I was just reading over my last Cooking entry, and I noticed this excerpt:
So much for self-injury. I've also been terribly scatterbrained, forgetting key ingredients to every one of the dishes I planned to prepare this weekend.
That was just a couple of weeks ago, but the funny thing is, it also goes the other way. Last week I went to the PCC with Jeff for groceries, and I saw that they had lots of winter squash for a reasonable price, so I got one that was under the butternut squash
sign and turned out to be spaghetti squash (okay, so my squash recognition skills are lacking!). Saturday morning I looked in the Joy of Cooking for squash recipes, planning to get whatever extra ingredients I needed on the way home from class.
It turned out that I had absolutely everything I needed to make a savory squash puree, even heavy cream and parsley, which I don't usually stock! It was awesome to realize that I could just go out and buy the main part of a dish (i.e. squash) and expect to have everything else I need at home already. Obviously this doesn't work with everything, but I'm getting to the point where I have enough basic ingredients (and that I use the perishable ones fast enough for me to have them on stock all the time) that I don't need to make a huge shopping list every time I want to cook something. The more I cook, the easier it is to keep cooking.
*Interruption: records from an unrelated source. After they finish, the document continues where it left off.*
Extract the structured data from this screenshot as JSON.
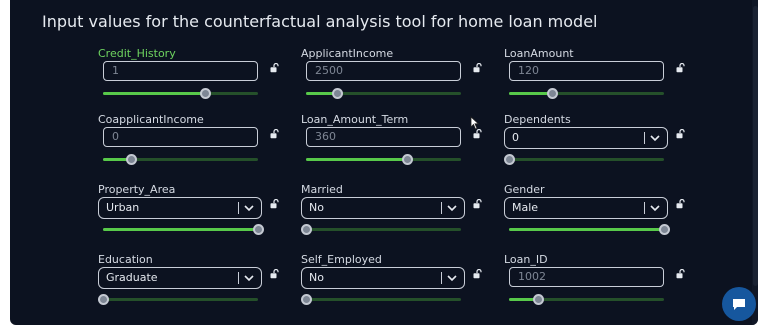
{
  "header": {
    "title": "Input values for the counterfactual analysis tool for home loan model"
  },
  "colors": {
    "background": "#0c1220",
    "active_label": "#6ed35f",
    "slider_fill": "#58c94a",
    "slider_track": "#25502a",
    "chat_button": "#16579e"
  },
  "fields": [
    {
      "name": "credit-history",
      "label": "Credit_History",
      "kind": "input",
      "value": "1",
      "slider": 0.66,
      "active": true
    },
    {
      "name": "applicant-income",
      "label": "ApplicantIncome",
      "kind": "input",
      "value": "2500",
      "slider": 0.2
    },
    {
      "name": "loan-amount",
      "label": "LoanAmount",
      "kind": "input",
      "value": "120",
      "slider": 0.28
    },
    {
      "name": "coapplicant-income",
      "label": "CoapplicantIncome",
      "kind": "input",
      "value": "0",
      "slider": 0.18
    },
    {
      "name": "loan-amount-term",
      "label": "Loan_Amount_Term",
      "kind": "input",
      "value": "360",
      "slider": 0.65
    },
    {
      "name": "dependents",
      "label": "Dependents",
      "kind": "select",
      "value": "0",
      "slider": 0.0
    },
    {
      "name": "property-area",
      "label": "Property_Area",
      "kind": "select",
      "value": "Urban",
      "slider": 1.0
    },
    {
      "name": "married",
      "label": "Married",
      "kind": "select",
      "value": "No",
      "slider": 0.0
    },
    {
      "name": "gender",
      "label": "Gender",
      "kind": "select",
      "value": "Male",
      "slider": 1.0
    },
    {
      "name": "education",
      "label": "Education",
      "kind": "select",
      "value": "Graduate",
      "slider": 0.0
    },
    {
      "name": "self-employed",
      "label": "Self_Employed",
      "kind": "select",
      "value": "No",
      "slider": 0.0
    },
    {
      "name": "loan-id",
      "label": "Loan_ID",
      "kind": "input",
      "value": "1002",
      "slider": 0.19
    }
  ],
  "icons": {
    "lock": "lock-open-icon",
    "chevron": "chevron-down-icon",
    "chat": "chat-bubble-icon",
    "cursor": "mouse-pointer-icon"
  }
}
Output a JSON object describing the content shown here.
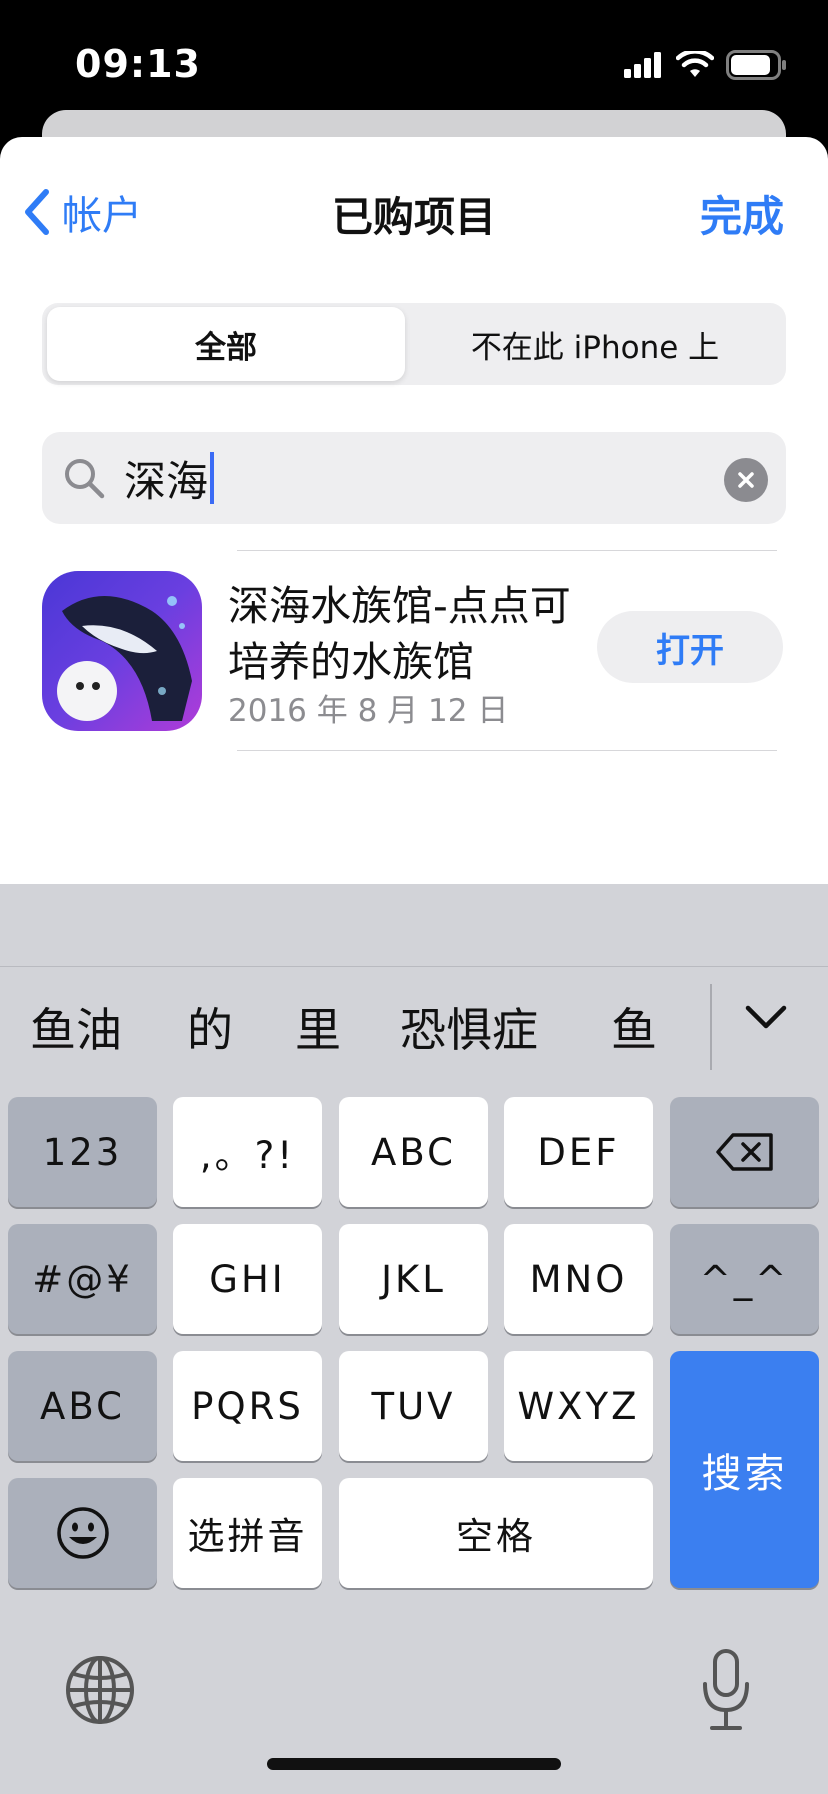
{
  "status_bar": {
    "time": "09:13"
  },
  "nav": {
    "back_label": "帐户",
    "title": "已购项目",
    "done_label": "完成"
  },
  "segment": {
    "all": "全部",
    "not_on_device": "不在此 iPhone 上"
  },
  "search": {
    "query": "深海"
  },
  "results": [
    {
      "name": "深海水族馆-点点可培养的水族馆",
      "date": "2016 年 8 月 12 日",
      "action": "打开"
    }
  ],
  "keyboard": {
    "candidates": [
      "鱼油",
      "的",
      "里",
      "恐惧症",
      "鱼"
    ],
    "row1": [
      "123",
      ",。?!",
      "ABC",
      "DEF"
    ],
    "row2": [
      "#@¥",
      "GHI",
      "JKL",
      "MNO",
      "^_^"
    ],
    "row3": [
      "ABC",
      "PQRS",
      "TUV",
      "WXYZ"
    ],
    "row4": [
      "选拼音",
      "空格"
    ],
    "search_label": "搜索"
  },
  "colors": {
    "accent": "#2f7cf6",
    "search_key": "#3b7ff0"
  }
}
Another nice note about last weekend's cooking is that I put dinner in the slow-cooker about mid-morning, and it was almost ready when I got home from class in the early evening. Dinner was chicken fricassee, a sort of amalgam of the Joy of Cooking recipe and the slowcooker-cookbook version. I mostly followed the slowcooker cookbook, but I mixed some heavy cream into the juices just before serving, which made it rich and creamy. (The heavy cream that I used in the squash was originally intended for the fricassee, but there was enough to use in both.) Jeff and I have been eating chicken and squash for half a week, and it's delicious.